Implementing gender mainstreaming in higher education implies a reorganisation of the universities’ present governance and management processes, in all areas at all levels, while strengthening the existing equality work by making it more strategic and comprehensive. Besides, mainstreaming gender at university also has an important focus on teaching and research, its two key activities.
The Gender Mainstreaming in STEM education track researches ways to incorporate a gender perspective in the studies of these fields and so improve the quality of instruction and the social relevance of the resulting knowledge. The paradigm and principles of feminist pedagogy are employed to stimulate students’ critical thinking and to transform the teaching/learning process so that students become aware of existing gender biases, roles and stereotypes and are better qualified to avoid gender blindness in their future professional careers.
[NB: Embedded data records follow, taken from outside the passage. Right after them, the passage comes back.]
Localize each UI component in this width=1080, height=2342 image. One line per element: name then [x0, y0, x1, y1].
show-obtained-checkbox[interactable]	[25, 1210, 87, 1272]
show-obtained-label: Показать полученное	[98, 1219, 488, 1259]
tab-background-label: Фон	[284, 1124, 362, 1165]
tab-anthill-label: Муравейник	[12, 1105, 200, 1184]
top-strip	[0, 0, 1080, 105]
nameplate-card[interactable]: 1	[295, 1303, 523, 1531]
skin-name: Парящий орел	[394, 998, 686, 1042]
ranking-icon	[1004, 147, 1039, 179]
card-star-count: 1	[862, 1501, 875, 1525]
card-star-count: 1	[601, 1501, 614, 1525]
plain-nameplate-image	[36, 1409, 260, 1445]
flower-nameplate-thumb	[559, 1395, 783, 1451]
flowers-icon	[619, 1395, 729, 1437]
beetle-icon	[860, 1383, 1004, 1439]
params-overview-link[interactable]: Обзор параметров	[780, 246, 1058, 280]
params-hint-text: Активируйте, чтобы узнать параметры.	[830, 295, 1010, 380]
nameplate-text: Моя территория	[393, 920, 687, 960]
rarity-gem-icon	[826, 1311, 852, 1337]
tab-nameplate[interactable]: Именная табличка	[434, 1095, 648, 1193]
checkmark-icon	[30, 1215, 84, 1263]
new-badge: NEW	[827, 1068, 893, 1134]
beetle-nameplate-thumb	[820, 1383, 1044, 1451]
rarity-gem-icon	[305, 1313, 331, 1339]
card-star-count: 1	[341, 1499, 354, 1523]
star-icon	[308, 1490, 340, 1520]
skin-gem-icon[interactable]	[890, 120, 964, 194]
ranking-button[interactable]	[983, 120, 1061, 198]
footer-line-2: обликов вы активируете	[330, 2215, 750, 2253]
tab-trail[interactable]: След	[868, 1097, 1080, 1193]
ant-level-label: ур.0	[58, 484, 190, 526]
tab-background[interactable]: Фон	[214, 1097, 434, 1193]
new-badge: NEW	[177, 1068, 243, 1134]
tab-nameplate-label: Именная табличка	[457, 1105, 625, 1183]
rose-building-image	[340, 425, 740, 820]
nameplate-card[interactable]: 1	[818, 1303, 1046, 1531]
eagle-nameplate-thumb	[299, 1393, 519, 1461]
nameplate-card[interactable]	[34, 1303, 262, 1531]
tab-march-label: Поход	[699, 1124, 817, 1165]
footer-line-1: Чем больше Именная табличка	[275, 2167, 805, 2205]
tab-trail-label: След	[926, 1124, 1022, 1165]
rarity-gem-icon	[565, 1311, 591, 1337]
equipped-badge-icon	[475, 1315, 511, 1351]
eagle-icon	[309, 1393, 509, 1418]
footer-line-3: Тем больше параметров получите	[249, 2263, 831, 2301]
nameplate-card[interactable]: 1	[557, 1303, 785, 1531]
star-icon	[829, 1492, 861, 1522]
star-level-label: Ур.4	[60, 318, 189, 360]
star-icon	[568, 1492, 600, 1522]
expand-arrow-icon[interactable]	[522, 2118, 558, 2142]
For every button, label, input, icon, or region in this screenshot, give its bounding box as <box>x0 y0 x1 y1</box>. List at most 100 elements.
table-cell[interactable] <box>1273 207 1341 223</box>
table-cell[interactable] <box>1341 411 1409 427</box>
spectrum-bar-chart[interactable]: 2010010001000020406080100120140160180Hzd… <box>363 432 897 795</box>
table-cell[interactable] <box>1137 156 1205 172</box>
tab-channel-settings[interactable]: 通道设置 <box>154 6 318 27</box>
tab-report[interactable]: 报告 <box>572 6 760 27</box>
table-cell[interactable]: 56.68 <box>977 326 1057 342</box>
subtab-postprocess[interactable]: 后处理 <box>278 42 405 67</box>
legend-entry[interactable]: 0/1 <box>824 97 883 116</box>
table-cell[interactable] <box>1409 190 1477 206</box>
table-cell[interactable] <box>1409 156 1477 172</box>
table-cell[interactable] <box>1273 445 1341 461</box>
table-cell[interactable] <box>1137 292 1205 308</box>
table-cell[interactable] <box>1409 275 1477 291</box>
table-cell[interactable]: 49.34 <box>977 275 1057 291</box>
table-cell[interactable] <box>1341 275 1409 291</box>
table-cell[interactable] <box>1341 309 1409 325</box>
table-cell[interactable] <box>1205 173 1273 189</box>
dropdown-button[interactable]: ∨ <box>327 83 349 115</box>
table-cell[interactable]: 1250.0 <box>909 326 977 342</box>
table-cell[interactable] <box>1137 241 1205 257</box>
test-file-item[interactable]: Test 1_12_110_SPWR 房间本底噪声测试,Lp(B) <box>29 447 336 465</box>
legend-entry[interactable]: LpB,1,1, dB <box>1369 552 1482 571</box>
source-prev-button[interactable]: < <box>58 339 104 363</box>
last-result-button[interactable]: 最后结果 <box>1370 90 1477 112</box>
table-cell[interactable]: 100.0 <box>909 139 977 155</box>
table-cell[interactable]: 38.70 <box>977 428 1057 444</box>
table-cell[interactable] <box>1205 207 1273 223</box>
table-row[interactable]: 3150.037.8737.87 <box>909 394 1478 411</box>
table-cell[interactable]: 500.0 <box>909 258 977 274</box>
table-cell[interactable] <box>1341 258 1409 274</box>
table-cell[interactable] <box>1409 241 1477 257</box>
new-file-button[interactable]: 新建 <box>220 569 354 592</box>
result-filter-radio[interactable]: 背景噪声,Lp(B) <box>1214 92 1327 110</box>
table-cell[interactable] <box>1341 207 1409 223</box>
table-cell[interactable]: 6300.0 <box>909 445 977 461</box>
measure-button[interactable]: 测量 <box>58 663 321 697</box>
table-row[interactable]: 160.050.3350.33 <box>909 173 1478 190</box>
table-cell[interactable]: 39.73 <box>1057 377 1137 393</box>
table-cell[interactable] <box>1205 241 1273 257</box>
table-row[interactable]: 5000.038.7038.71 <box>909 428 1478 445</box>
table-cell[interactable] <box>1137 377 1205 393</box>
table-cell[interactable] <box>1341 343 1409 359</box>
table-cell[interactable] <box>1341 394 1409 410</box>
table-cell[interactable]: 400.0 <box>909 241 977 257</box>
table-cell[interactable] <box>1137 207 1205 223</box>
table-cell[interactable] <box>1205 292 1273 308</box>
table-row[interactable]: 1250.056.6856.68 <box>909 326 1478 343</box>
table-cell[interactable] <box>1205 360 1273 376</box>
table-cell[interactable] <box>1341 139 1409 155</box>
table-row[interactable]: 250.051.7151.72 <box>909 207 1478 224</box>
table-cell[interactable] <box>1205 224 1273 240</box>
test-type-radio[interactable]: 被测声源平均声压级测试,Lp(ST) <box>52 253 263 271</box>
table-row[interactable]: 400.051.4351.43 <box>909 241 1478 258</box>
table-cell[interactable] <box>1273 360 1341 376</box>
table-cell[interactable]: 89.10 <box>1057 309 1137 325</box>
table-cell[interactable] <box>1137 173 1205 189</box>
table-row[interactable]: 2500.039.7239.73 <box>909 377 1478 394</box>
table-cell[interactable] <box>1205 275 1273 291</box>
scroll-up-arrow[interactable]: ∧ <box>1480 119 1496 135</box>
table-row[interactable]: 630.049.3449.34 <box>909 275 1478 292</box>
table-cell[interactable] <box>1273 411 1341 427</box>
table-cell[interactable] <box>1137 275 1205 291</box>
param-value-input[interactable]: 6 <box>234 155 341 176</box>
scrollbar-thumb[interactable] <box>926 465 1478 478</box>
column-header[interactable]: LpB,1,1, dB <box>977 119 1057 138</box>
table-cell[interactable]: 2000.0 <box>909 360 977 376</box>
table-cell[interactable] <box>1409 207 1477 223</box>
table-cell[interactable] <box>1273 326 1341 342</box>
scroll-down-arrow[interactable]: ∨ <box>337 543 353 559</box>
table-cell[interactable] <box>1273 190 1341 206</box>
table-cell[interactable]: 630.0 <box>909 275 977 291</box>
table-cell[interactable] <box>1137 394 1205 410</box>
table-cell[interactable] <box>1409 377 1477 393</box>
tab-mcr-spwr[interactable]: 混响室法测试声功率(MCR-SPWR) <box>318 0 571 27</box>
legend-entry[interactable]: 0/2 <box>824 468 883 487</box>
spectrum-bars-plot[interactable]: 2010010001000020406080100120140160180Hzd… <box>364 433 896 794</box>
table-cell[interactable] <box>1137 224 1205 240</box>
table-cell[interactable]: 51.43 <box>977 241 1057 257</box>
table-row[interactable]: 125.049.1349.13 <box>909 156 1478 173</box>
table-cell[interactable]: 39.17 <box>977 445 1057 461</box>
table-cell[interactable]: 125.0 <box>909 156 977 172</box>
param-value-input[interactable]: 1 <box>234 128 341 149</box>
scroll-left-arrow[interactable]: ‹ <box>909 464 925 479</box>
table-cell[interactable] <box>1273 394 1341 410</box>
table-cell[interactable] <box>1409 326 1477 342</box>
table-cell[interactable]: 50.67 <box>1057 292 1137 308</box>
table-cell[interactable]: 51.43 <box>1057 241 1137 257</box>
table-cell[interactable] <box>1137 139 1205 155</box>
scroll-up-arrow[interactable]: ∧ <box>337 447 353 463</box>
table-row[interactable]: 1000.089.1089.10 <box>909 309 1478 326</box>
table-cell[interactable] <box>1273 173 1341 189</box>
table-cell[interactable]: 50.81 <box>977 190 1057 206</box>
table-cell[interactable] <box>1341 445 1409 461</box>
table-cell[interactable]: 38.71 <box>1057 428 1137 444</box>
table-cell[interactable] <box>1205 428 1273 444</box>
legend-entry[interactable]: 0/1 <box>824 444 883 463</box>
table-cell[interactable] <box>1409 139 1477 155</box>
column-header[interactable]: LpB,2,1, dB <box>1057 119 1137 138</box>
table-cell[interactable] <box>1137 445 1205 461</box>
Feminist education—the feminist classroom—is and should be a place where there is a sense of struggle, where there is visible acknowledgement of the union of theory and practice, where we work together as teachers and students to overcome the estrangement and alienation that have become so much the norm in the contemporary university. Most importantly, feminist pedagogy should engage students in a learning process that makes the world “more rather than less real.”